General tips
An effectively designed landing page considers many facets. You should always aim to create landing pages that:
- Grab attention quickly! (eight-second test)
- Have visual consistency with the rest of your site.
- Have a readable URL.
- Reinforce branding.
- Avoids the use of dashes, slashes, and numbers.
- Useful in direct email.
- Repeat the main offer on the landing page.
- Short and punchy copy that is easy to read and relevant to the original email.
- Keep the key information above the fold.
- For long landing pages, repeat the offer below the fold.
- Always keep the call-to-action visible.
- Focus on one primary call-to-action. Exception: Retail (offering several products - more than five links)
- Continue the story started in the email and provide multiple reasons to motivate a conversion. What prospects and customers see at the top of the screen clearly communicates your strongest reasons for conversion.
- Keep it short but consistent with your brand.
For documents with 500 to 1000 words, a landing page might include:
- Both text & image hyperlinks.
- Ensure that clients can see what they clicked.
- Change of text color.
- Button change shape or indent.
- Have a hero-shot. An image that is larger than other images on the page.
- The image that is sent in the email might be appearing on the Landing Page.
- If the image is a product, hyperlink it.
- Use animation or video to grab attention.
- Don't ask customer about more data than is necessary for the call-to-action.
- The more question clients need to answer, the more likely clients abandon the form.
- Include links to privacy and anti-spam policies on the form.
Use a landing page to get visitors to register for an event
You are tasked with finding a way to increase attendance for the annual golf fundraiser for charity.
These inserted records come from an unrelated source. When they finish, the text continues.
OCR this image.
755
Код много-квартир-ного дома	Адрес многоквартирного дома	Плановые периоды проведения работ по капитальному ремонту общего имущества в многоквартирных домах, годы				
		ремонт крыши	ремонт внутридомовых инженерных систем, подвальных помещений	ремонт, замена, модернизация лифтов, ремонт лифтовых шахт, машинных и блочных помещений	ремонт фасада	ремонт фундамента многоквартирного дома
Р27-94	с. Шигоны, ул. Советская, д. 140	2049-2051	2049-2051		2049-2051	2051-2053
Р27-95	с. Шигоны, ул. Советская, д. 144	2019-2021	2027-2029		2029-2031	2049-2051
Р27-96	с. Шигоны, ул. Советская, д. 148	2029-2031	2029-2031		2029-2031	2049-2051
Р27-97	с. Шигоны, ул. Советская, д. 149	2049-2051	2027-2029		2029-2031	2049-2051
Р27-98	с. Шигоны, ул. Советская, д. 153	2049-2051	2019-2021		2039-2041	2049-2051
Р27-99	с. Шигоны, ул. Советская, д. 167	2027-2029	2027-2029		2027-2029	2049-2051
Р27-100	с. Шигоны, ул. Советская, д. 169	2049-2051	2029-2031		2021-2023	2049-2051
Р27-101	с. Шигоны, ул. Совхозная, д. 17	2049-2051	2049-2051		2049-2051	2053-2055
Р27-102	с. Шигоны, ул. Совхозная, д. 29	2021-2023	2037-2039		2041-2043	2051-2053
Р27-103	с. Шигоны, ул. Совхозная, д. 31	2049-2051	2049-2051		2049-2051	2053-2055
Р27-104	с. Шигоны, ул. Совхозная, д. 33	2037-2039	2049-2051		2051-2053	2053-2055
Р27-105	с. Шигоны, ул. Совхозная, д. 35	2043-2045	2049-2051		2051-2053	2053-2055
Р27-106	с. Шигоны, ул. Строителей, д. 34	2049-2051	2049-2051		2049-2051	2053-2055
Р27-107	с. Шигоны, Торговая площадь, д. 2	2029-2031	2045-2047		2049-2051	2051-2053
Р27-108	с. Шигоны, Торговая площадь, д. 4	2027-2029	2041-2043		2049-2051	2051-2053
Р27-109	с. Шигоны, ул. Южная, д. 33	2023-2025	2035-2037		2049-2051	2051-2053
A landing page that contains a forward to a friend web form is used to help spread the word and get people to sign up for the fundraiser. Also included is contact information so that people can find their way to the golf course in case they get lost.
Use a landing page to increase attendance at an event
In the following scenario, your company wants to increase webinar registration for a monthly event.
Currently, you use social media to bring attention to webinars and while that does work, you want to drive more users to the online webinars that are offered. To do this, you use a simple landing page that shows the content of the webinar, the time, and date the webinar begins and gives users the chance to register for the webinar.
To be successful and capture data, you can include the following in the landing page:
- A clear call to action that provides information to the user.
- A short video that briefly describes what the webinar is about.
Use external landing pages for pre-confirmation, confirmation and to trigger an alert
Currently, double opt-in databases do not support external pre-confirmation and confirmation landing pages to trigger lead alert web form submissions.
The only way to trigger the alerts is to ensure that the pre-confirmation pages and the confirmation pages are held within the Campaign web forms area (No redirect to an external site).
Web forms for single opt-in databases support alerts for external directed confirmation pages.
Render an image that is referenced within inline CSS
A zip file that contains the HTML file and an image that is referenced within inline CSS code as background is imported into a landing page site. However, the image is not rendering.
To reference an image for your page's background within inline CSS, you would need to host that image on the web by creating a new landing page within Acoustic Campaign and publish it to get the URL then, reference the full URL in your CSS code.